Oleh Masnun
Hamparan pasir putih dihiasi cemara laut (Casuarina equisetifolia L.) serta panorama bawah laut dengan berbagai spesies ikan hias maupun terumbu karang, menambah keindahan obyek wisata Gili (pulau kecil) Terawangan.
Pulau kecil yang kini menjadi objek wisata berkelas dunia itu hingga kini masih menjadi salah satu daerah tujuan wisata bebas polusi terutama pencemaran udara akibat emisi gas buang dari knalpot kendaraan bermotor.
Ini menjadi salah satu daya tarik objek wisata yang pada zaman penjajahan puluhan tahun silam pernah dijadikan benteng pertahanan oleh tentara Jepang. Para wisatawan bisa menikmati keindahan alam di pulau kecil ini dengan nyaman tanpa pencemaran udara dari emisi gas buang kendaraan bermotor.
Setidaknya rata-rata 1.300 wisatawan berkunjung ke objek wisata bahari yang menjadi ikon pariwisata NTB itu. Selama 2011 jumlah wisatawan mancanegara (wisman) yang melancong ke Gili Trawangan tercatat sebanyak 154.475 orang dan wisatawan nusantara (wisnu) 14.103 orang.
Tahun ini, kunjungan wisatawan ke objek wisata yang pernah dijadikan tempat pembuangan narapidana itu meningkat cukup signifikan. Sampai Agustus 2012 saja wisatawan mancanegara yang datang ke Gili Trawangan sebanyak 214.585 dan wistawan nusantara 22.732 orang.
Para pelancong itu datang menggunakan kapal motor melalui Pelabuhan Bangsal dan Teluk Nara di Kecamatan Pemenang, Kabupaten Lombok Utara. Tidak sedikit yang datang menggunakan kapal cepat dari Pelabuhan Benoa ke Trawangan.

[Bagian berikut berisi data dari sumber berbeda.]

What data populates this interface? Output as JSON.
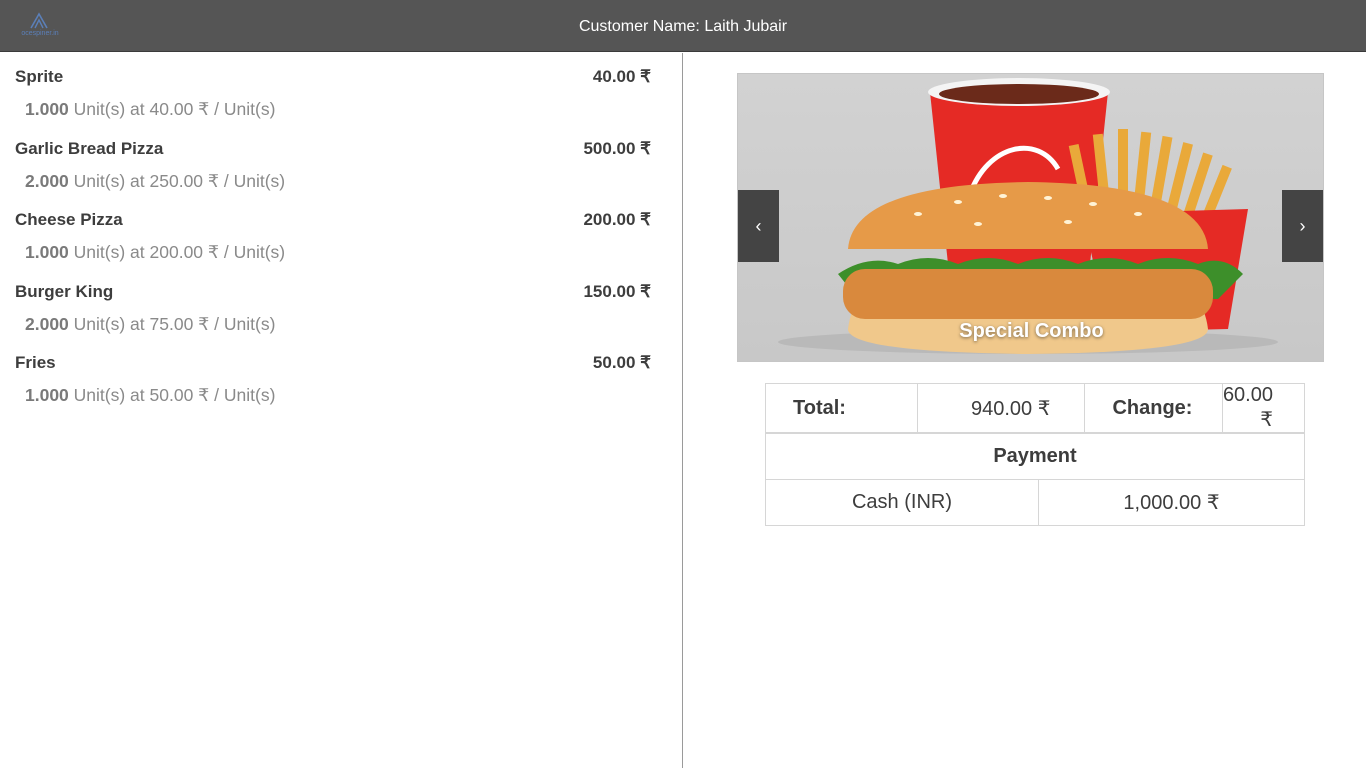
{
  "header": {
    "logo_text": "ocespiner.in",
    "customer_label": "Customer Name: Laith Jubair"
  },
  "orderlines": [
    {
      "name": "Sprite",
      "price": "40.00 ₹",
      "qty": "1.000",
      "detail": " Unit(s) at 40.00 ₹ / Unit(s)"
    },
    {
      "name": "Garlic Bread Pizza",
      "price": "500.00 ₹",
      "qty": "2.000",
      "detail": " Unit(s) at 250.00 ₹ / Unit(s)"
    },
    {
      "name": "Cheese Pizza",
      "price": "200.00 ₹",
      "qty": "1.000",
      "detail": " Unit(s) at 200.00 ₹ / Unit(s)"
    },
    {
      "name": "Burger King",
      "price": "150.00 ₹",
      "qty": "2.000",
      "detail": " Unit(s) at 75.00 ₹ / Unit(s)"
    },
    {
      "name": "Fries",
      "price": "50.00 ₹",
      "qty": "1.000",
      "detail": " Unit(s) at 50.00 ₹ / Unit(s)"
    }
  ],
  "slider": {
    "caption": "Special Combo",
    "prev_icon": "‹",
    "next_icon": "›"
  },
  "summary": {
    "total_label": "Total:",
    "total_value": "940.00 ₹",
    "change_label": "Change:",
    "change_value": "60.00 ₹"
  },
  "payment": {
    "heading": "Payment",
    "method": "Cash (INR)",
    "amount": "1,000.00 ₹"
  },
  "colors": {
    "header_bg": "#555555",
    "accent_red": "#e52a25",
    "text": "#3d3d3d",
    "muted": "#8a8a8a"
  }
}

Namun belakangan muncul tudingan bahwa kehadiran "fast boat" atau kapal cepat yang membawa wisatawan dari Bali itu tidak memberikan kontribusi, justru menambah volume sampah di objek wisata pulau kecil itu. 
 

Izin Dicabut

Kepala Dinas Kebudayaaan dan Pariwisata NTB H Lalu Gita Aryadi meminta izin operasional kapal cepat yang mengangkut wisatawan dari Bali ke Gili Trawangan dicabut dengan alasan tidak memberikan keuntungan bagi daerah terutama Kabupaten Lombok Utara.
Sebagian besar dari wisatawan yang menumpang kapal cepat itu hanya melakukan perjalanan singkat ke Gili Trawangan, mereka hanya berekreasi kemudian kembali dan menginap di Bali. Bahkan mereka membawa makanan dari Bali, sehingga wisatawan itu hanya menambah volume sampah di Gili Trawangan.

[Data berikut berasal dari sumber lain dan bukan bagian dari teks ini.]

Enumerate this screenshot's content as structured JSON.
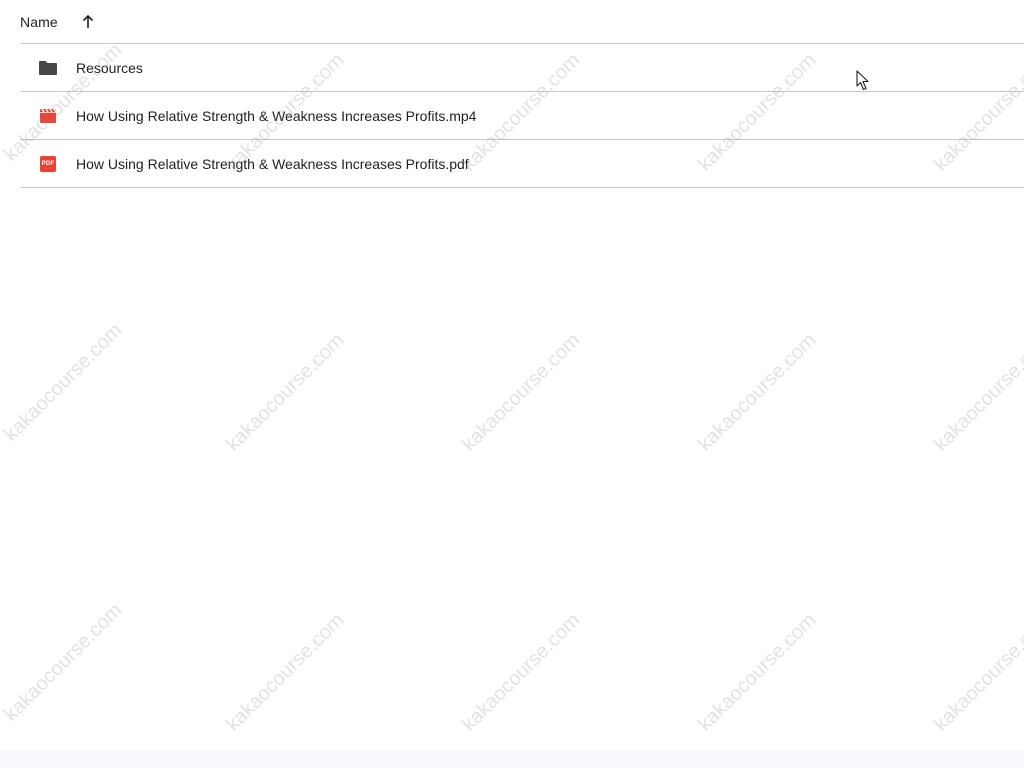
{
  "header": {
    "name_label": "Name",
    "sort_icon": "arrow-up-icon"
  },
  "rows": [
    {
      "label": "Resources",
      "icon": "folder-icon"
    },
    {
      "label": "How Using Relative Strength & Weakness Increases Profits.mp4",
      "icon": "video-file-icon"
    },
    {
      "label": "How Using Relative Strength & Weakness Increases Profits.pdf",
      "icon": "pdf-file-icon"
    }
  ],
  "pdf_badge_text": "PDF",
  "watermark_text": "kakaocourse.com",
  "colors": {
    "folder": "#444746",
    "video": "#ea4335",
    "pdf": "#ea4335",
    "divider": "#c7c7c7"
  }
}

Gita akan meminta Kementerian Perhubungan untuk mengevaluasi izin operasional kapal cepat, bahkan jika perlu izinnya dicabut.

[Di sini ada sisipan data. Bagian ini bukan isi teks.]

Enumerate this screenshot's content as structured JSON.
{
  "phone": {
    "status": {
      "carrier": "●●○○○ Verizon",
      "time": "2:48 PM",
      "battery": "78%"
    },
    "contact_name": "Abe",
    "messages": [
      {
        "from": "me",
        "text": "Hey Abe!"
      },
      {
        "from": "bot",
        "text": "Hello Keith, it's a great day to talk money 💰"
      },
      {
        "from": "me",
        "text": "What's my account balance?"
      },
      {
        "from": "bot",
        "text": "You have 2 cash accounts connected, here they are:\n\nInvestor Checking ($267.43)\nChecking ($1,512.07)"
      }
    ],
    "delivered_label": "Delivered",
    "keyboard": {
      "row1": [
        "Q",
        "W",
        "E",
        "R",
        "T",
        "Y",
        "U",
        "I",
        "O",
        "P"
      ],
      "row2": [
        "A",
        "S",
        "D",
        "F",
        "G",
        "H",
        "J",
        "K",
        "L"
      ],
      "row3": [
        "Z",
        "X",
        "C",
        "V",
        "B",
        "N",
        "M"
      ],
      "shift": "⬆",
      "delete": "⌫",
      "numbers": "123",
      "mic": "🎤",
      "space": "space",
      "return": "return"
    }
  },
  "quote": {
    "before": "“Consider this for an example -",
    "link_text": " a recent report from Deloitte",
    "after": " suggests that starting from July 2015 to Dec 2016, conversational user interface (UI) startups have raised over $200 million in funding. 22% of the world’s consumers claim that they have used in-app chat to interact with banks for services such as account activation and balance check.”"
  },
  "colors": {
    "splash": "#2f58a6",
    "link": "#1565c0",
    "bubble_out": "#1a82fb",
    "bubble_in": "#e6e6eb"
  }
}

Meskipun menguntungkan wisatawan dan pengusaha kapal, "fast boat" itu kurang memberi manfaat bagi warga setempat.
"Tidak ada kontribusi terhadap masyarakat sekitar. Kalau bisa ditutup saja atau setidaknya dibatasi karena tidak menguntungkan masyarakat," katanya ketika berbicara di hadapan peserta Forum Konsolidasi dan Kordinasi Pemasaran Pariwisata se-NTB., Rabu, 26 September 2012.
Benarkah kapal cepat yang melayani rute Bali-Trawangan itu tidak memberikan kontribusi terhadap masyarakat dan Pemerintah Kabupaten Lombok Utara. Apakah kehadiran fast boat itu merupakan "berkah" atau justru sebaliknya hanya mendatangkan "masalah".
Bagi Pemerintah Kabupaten Lombok Utara anggapan itu tidak sepenuhnya benar. Ada keuntungan yang bisa diperoleh dari kehadiran kapal cepat itu. Kendati saat ini "berkah" itu belum sepenuhnya bisa dinikmati.
Karena itu ada yang berpendapat, kapal cepat yang membawa wisatawan mancanegara dari Pelabuhan Benoa, Bali ke Gili Trawangan, Lombok Utara, tidak perlu dihentikan karena memberikan kontribusi terhadap pendapatan asli daerah (PAD).
Kepala Bidang Pariwisata Dinas Perhubungan Pariwisata Komunikasi dan Informatika (Dishubparkominfo) Kabupaten Lombok Utara Abdul Azis Abubakar di Tanjung, Kamis, mengatakan kehadiran kapal cepat yang rata-rata membawa 400 wisatawan per hari itu cukup menguntungkan.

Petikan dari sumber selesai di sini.